Keep close to Nature’s heart.
Break clear away once in a while and climb a mountain or spend a week in the woods.
Wash your spirit clean.
I’m home, friends.
I have wanted to post for many days, and I regret the delay in sharing my photos and experiences. As strong as I feel spiritually, I have had to spend the last few days at home waiting out the aftermath of unbearable pain and fatigue. Illness is my constant companion.
I do indeed feel grateful that I felt well enough to enjoy my four days away.
After lots of contemplation, in September my husband and I settled on a Mammoth Lakes getaway. For those who aren’t familiar, Mammoth is a resort community in the Eastern Sierra not far from Yosemite, mostly known as a premier skiing destination, but it is equally beautiful and desirable in the summer and fall for fishing, hiking and mountain biking. This delightful piece of heaven right here on earth is a four hour drive from our home.
There is a drama and grandeur of the Eastern Sierra that you just can’t experience on the west side of the range. Nearing Mammoth on Highway 395, the road is at an elevation of 8000 feet, with Nevada’s high plains desert on one side and the majesty of the Sierra’s peaks on the other. When we approach the mountains from our home from the west, it is an experience of winding roads and a gradual climb over the foothills. When I take in the view on the east side I can’t help but think of the early settlers and when they set eyes on this mountain range for the first time. It really does leave me breathless.
We spent our time enjoying the hiking trails and views of Mammoth’s many lakes. Horseshoe Lake is especially fascinating. Mammoth is in fact a volcano, so all kinds of interesting geologic goings on are happening at all times. In the late 80’s scientists noticed that miles of forest were dying off due to CO2 emissions on one side of the mountain, with a significant change occurring around Horseshoe. The emissions occur to this day, but scientists do block off less safe areas for visitors. The dead trees possess a haunting beauty that photos cannot do justice.
This is nearby Lake Mamie.
And Lake Mary.
And a very popular view, looking down on Twin Lakes.
We also spent an afternoon on the other side of the mountain, at the Devils Postpile National Monument. This is another special spot that is evidence of the earth’s power. Scientists estimate that over 100,000 years ago, a lava flow came through this area and turned a section of rock cliff into vertical, uniform columns.
The hike to this spot is an easy 1/2 mile, but my husband and I decided to climb to the top, which can be rather grueling, particularly at an elevation of about 10,000 feet. If you ever find yourself here, I suggest that you do take the climb. The trail is safe, and it really does put it in perspective. You get an appreciation of how large these columns really are, being right on top of them. And it’s especially fascinating when you see that so many of them are in the form of a perfectly shaped hexagon. It’s so reminiscent of a turtle’s shell.
On our way home we decided against driving through Yosemite. A few hours just isn’t enough there; Yosemite truly needs a dedicated trip of its own, and perhaps that is something we can do in the late spring when the famous waterfalls are at their grandest. Instead we took a short detour so I could get a few shots of Emerald Bay at Lake Tahoe.

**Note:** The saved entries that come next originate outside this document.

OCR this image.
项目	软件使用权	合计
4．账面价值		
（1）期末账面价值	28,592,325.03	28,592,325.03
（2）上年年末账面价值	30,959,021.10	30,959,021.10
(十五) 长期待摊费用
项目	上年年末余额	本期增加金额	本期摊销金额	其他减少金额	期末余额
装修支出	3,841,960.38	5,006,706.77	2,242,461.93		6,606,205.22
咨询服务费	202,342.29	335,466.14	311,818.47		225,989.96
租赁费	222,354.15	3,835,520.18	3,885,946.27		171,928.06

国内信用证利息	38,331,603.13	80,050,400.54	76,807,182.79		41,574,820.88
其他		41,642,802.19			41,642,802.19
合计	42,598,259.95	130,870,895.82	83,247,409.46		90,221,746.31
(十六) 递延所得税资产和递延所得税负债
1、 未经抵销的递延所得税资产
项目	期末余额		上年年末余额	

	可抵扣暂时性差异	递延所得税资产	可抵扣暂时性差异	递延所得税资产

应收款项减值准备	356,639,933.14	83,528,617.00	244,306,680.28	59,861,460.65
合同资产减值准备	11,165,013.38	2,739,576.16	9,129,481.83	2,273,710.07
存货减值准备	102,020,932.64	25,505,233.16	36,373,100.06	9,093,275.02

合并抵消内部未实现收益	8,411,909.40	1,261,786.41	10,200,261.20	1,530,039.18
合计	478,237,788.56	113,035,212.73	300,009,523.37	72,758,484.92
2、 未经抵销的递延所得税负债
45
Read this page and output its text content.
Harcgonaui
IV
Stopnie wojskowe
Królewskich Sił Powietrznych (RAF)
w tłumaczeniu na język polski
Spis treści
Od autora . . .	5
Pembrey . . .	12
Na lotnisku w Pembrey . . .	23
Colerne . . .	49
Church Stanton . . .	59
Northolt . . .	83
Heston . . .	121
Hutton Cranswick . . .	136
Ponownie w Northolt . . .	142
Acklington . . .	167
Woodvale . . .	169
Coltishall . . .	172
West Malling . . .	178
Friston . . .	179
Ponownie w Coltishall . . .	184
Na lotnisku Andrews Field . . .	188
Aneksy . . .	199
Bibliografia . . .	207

Friends, there are no words. Sometimes I can’t believe I live two hours from this place.
There is so much more to talk about. I have material for many posts to come. For now what I want to express is this~travel, and nature specifically, truly do remind me that I am meant for so much more in this life. For four precious days I was able to heal my spirit, mind and body with the serenity, peace and freedom that only Earth’s magic can give. I forgot that I am a sick person. I breathed in the healing air. I laid these eyes upon God’s handwriting. I did all of this in the presence of love, holding the hand of the co-author of my life.
I am grateful for the memories of every single day and moment.
Each is a gift that I could never put a price on.